Вечером и в выходные дни я был прикован к отцу – это осложняло жизнь, потому что в эти часы был свободен Артур. В будни я был, слава богу, одинок, не считая Тима, которого мне следовало упомянуть гораздо раньше. Тим – это наш пес. Наверное, он поставил рекорд по долголетию среди ирландских терьеров: он уже был у нас, когда я отправился к Старику, а умер только в 1922 году. Правда, Тим не всегда составлял мне компанию: мы давно пришли к соглашению, что он не станет сопровождать меня на прогулку – я ходил слишком далеко для этого валика, или даже бочки на четырех лапах. К тому же там могли повстречаться чужие собаки – Тим отнюдь не был трусом, я видал, как он яростно сражался на собственной территории, но чужих собак он терпеть не мог. В те времена, когда он еще выходил на прогулки, едва завидев собаку, он тут же исчезал за ближайшей изгородью и выныривал через сотню ярдов. Он был щенком, когда мы отправились в школу, и, быть может, его неприязнь к собакам сформировалась под влиянием нашей неприязни к сверстникам. Теперь мы воспринимали друг друга не как хозяин и пес, а скорее как соседи в гостинице. Каждый день мы встречались, проводили вместе какую-то часть дня и с полным уважением друг к другу расходились по своим делам. Кажется, у него тоже имелся друг по соседству, рыжий сеттер, почтенный пес средних лет. Он, наверное, хорошо влиял на Тима – бедняга Тим был самым неаккуратным, непослушным и недисциплинированным из известных мне четвероногих, он никогда не подчинялся, в лучшем случае милостиво соглашался с вами.
Я с наслаждением проводил долгие дни в пустом доме за работой. Я читал романтиков. В те времена я был смиренным читателем – потом я уже не смог вновь обрести это ценное свойство. Если какие-то стихи мне не нравились, я не говорил, что они плохие, я думал, что просто устал или не настроился. Длинноты «Эндимиона» я приписывал своему невниманию. Я пытался – правда, безуспешно – полюбить чувствительность Китса, склонность его героев к обморокам. Почему-то я считал (почему – теперь уж не вспомнить), что Шелли выше Китса, и очень огорчался, что нравится он мне меньше. Больше всего в ту пору я любил Уильяма Морриса. Сперва я набрел на цитаты из него в книгах по скандинавской мифологии, так я добрался до «Сигурда Вёльсунга». Правда, мне не все в нем нравилось, как я ни вчитывался, – теперь я понимаю, что ритм стихов не насыщал моего слуха. Но в книжном шкафу Артура я нашел «Колодец на краю света». Посмотрел – пролистал оглавление – нырнул – и вынырнул только на следующий день, чтобы помчаться в город и купить эту книгу. Как большинство новых путей, это был забытый старый путь – «рыцари в доспехах» возвращались из раннего детства. После этого я читал подряд всего Морриса – «Ясона», «Земной рай», прозу. Внезапно, даже с некоторым чувством вины, я ощутил, что само начертание имени УИЛЬЯМ МОРРИС действует на меня столь же зачаровывающе, как прежде ВАГНЕР.

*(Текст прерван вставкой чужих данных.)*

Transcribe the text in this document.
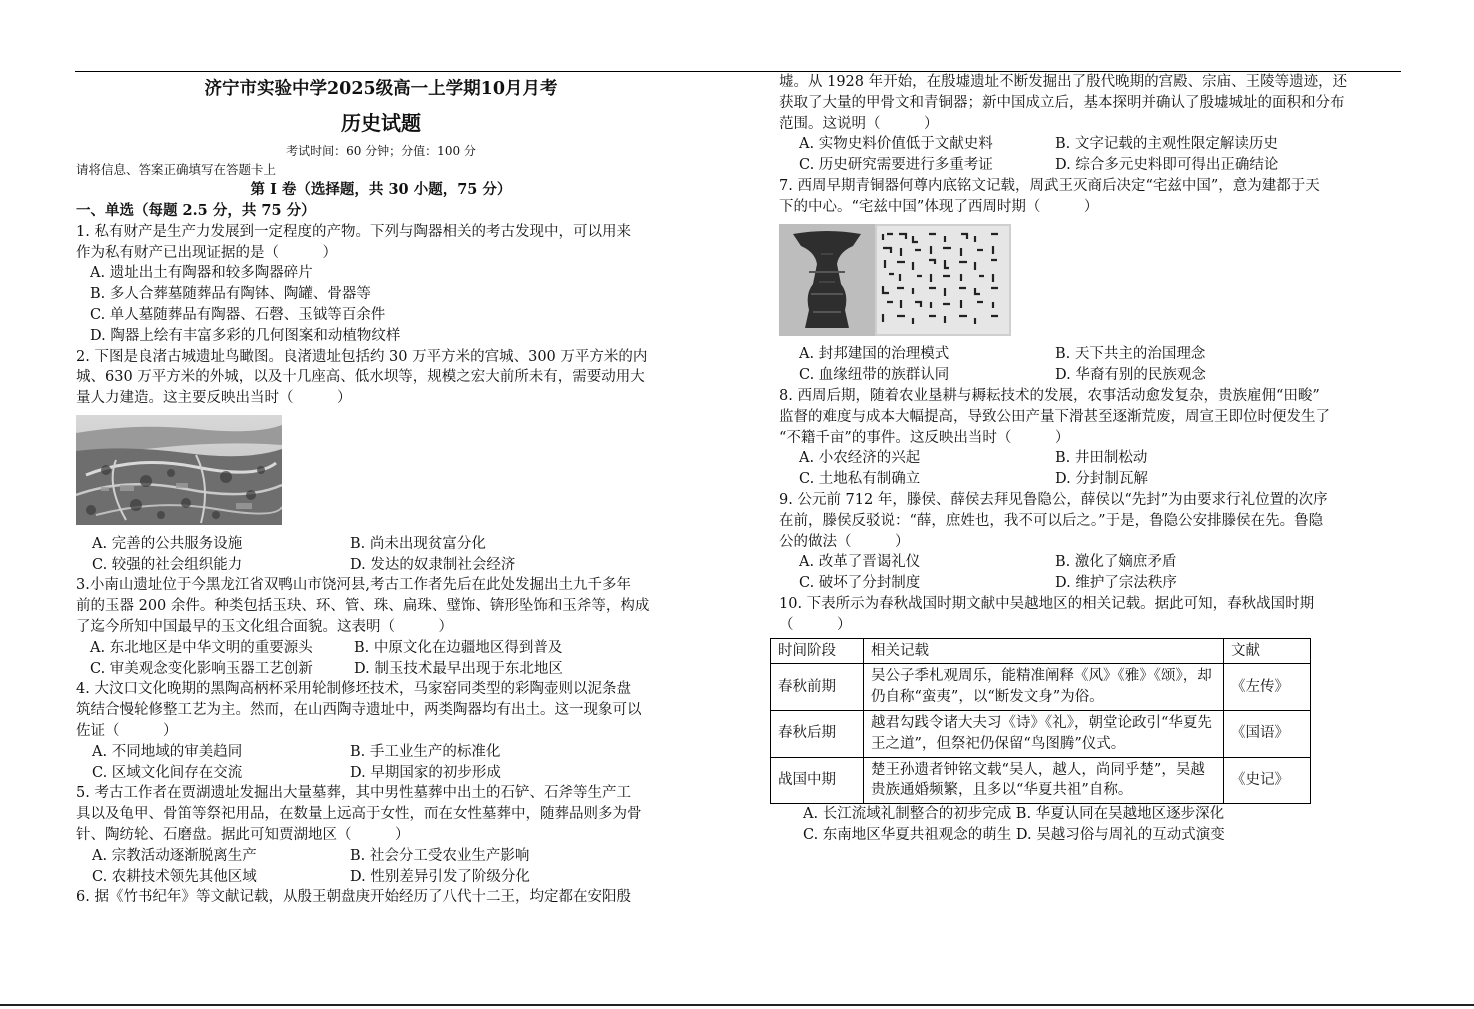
济宁市实验中学2025级高一上学期10月月考
历史试题
考试时间：60 分钟；分值：100 分
请将信息、答案正确填写在答题卡上
第 I 卷（选择题，共 30 小题，75 分）
一、单选（每题 2.5 分，共 75 分）

1. 私有财产是生产力发展到一定程度的产物。下列与陶器相关的考古发现中，可以用来

作为私有财产已出现证据的是（　　　）

A. 遗址出土有陶器和较多陶器碎片
B. 多人合葬墓随葬品有陶钵、陶罐、骨器等
C. 单人墓随葬品有陶器、石磬、玉钺等百余件
D. 陶器上绘有丰富多彩的几何图案和动植物纹样

2. 下图是良渚古城遗址鸟瞰图。良渚遗址包括约 30 万平方米的宫城、300 万平方米的内

城、630 万平方米的外城，以及十几座高、低水坝等，规模之宏大前所未有，需要动用大

量人力建造。这主要反映出当时（　　　）

A. 完善的公共服务设施	B. 尚未出现贫富分化
C. 较强的社会组织能力	D. 发达的奴隶制社会经济

3.小南山遗址位于今黑龙江省双鸭山市饶河县,考古工作者先后在此处发掘出土九千多年

前的玉器 200 余件。种类包括玉玦、环、管、珠、扁珠、璧饰、锛形坠饰和玉斧等，构成

了迄今所知中国最早的玉文化组合面貌。这表明（　　　）

A. 东北地区是中华文明的重要源头	B. 中原文化在边疆地区得到普及
C. 审美观念变化影响玉器工艺创新	D. 制玉技术最早出现于东北地区

4. 大汶口文化晚期的黑陶高柄杯采用轮制修坯技术，马家窑同类型的彩陶壶则以泥条盘

筑结合慢轮修整工艺为主。然而，在山西陶寺遗址中，两类陶器均有出土。这一现象可以

佐证（　　　）

A. 不同地域的审美趋同	B. 手工业生产的标准化
C. 区域文化间存在交流	D. 早期国家的初步形成

5. 考古工作者在贾湖遗址发掘出大量墓葬，其中男性墓葬中出土的石铲、石斧等生产工

具以及龟甲、骨笛等祭祀用品，在数量上远高于女性，而在女性墓葬中，随葬品则多为骨

针、陶纺轮、石磨盘。据此可知贾湖地区（　　　）

A. 宗教活动逐渐脱离生产	B. 社会分工受农业生产影响
C. 农耕技术领先其他区域	D. 性别差异引发了阶级分化

6. 据《竹书纪年》等文献记载，从殷王朝盘庚开始经历了八代十二王，均定都在安阳殷

墟。从 1928 年开始，在殷墟遗址不断发掘出了殷代晚期的宫殿、宗庙、王陵等遗迹，还

获取了大量的甲骨文和青铜器；新中国成立后，基本探明并确认了殷墟城址的面积和分布

范围。这说明（　　　）

A. 实物史料价值低于文献史料	B. 文字记载的主观性限定解读历史
C. 历史研究需要进行多重考证	D. 综合多元史料即可得出正确结论

7. 西周早期青铜器何尊内底铭文记载，周武王灭商后决定“宅兹中国”，意为建都于天

下的中心。“宅兹中国”体现了西周时期（　　　）

A. 封邦建国的治理模式	B. 天下共主的治国理念
C. 血缘纽带的族群认同	D. 华裔有别的民族观念

8. 西周后期，随着农业垦耕与耨耘技术的发展，农事活动愈发复杂，贵族雇佣“田畯”

监督的难度与成本大幅提高，导致公田产量下滑甚至逐渐荒废，周宣王即位时便发生了

“不籍千亩”的事件。这反映出当时（　　　）

A. 小农经济的兴起	B. 井田制松动
C. 土地私有制确立	D. 分封制瓦解

9. 公元前 712 年，滕侯、薛侯去拜见鲁隐公，薛侯以“先封”为由要求行礼位置的次序

在前，滕侯反驳说：“薛，庶姓也，我不可以后之。”于是，鲁隐公安排滕侯在先。鲁隐

公的做法（　　　）

A. 改革了晋谒礼仪	B. 激化了嫡庶矛盾
C. 破坏了分封制度	D. 维护了宗法秩序

10. 下表所示为春秋战国时期文献中吴越地区的相关记载。据此可知，春秋战国时期

（　　　）

时间阶段	相关记载	文献
春秋前期	吴公子季札观周乐，能精准阐释《风》《雅》《颂》，却仍自称“蛮夷”，以“断发文身”为俗。	《左传》
春秋后期	越君勾践令诸大夫习《诗》《礼》，朝堂论政引“华夏先王之道”，但祭祀仍保留“鸟图腾”仪式。	《国语》
战国中期	楚王孙遗者钟铭文载“吴人，越人，尚同乎楚”，吴越贵族通婚频繁，且多以“华夏共祖”自称。	《史记》
A. 长江流域礼制整合的初步完成 B. 华夏认同在吴越地区逐步深化
C. 东南地区华夏共祖观念的萌生 D. 吴越习俗与周礼的互动式演变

Артур научил меня любить физическое тело книг. Уважать я их всегда уважал: мы с братом порубили на колышки стремянку и не сокрушались об этом, но устыдились бы, оставив на странице след грязного пальца или по небрежности загнув уголки. Артур не просто уважал книги – он был в них влюблен и передал эту любовь мне. Я научился наслаждаться расположением текста на странице, прикосновением к бумаге, ее запахом, шелестом страниц – у каждой книги свой. Тут я впервые заметил изъян в Кёрке: крепкими руками садовника он хватал мои новенькие издания классиков, до отказа перегибал корешок, оставлял свой след на каждой странице.
– Помню, – подтвердил отец, – это единственный недостаток старого Придиры.
– Большой недостаток, – заметил я.
– Почти непростительный, – откликнулся отец.
XI. Шах
Теперь я должен выправить хронологию в истории Радости, вернувшейся ко мне на высоких волнах вагнеровской музыки и скандинавской, а также кельтской мифологии.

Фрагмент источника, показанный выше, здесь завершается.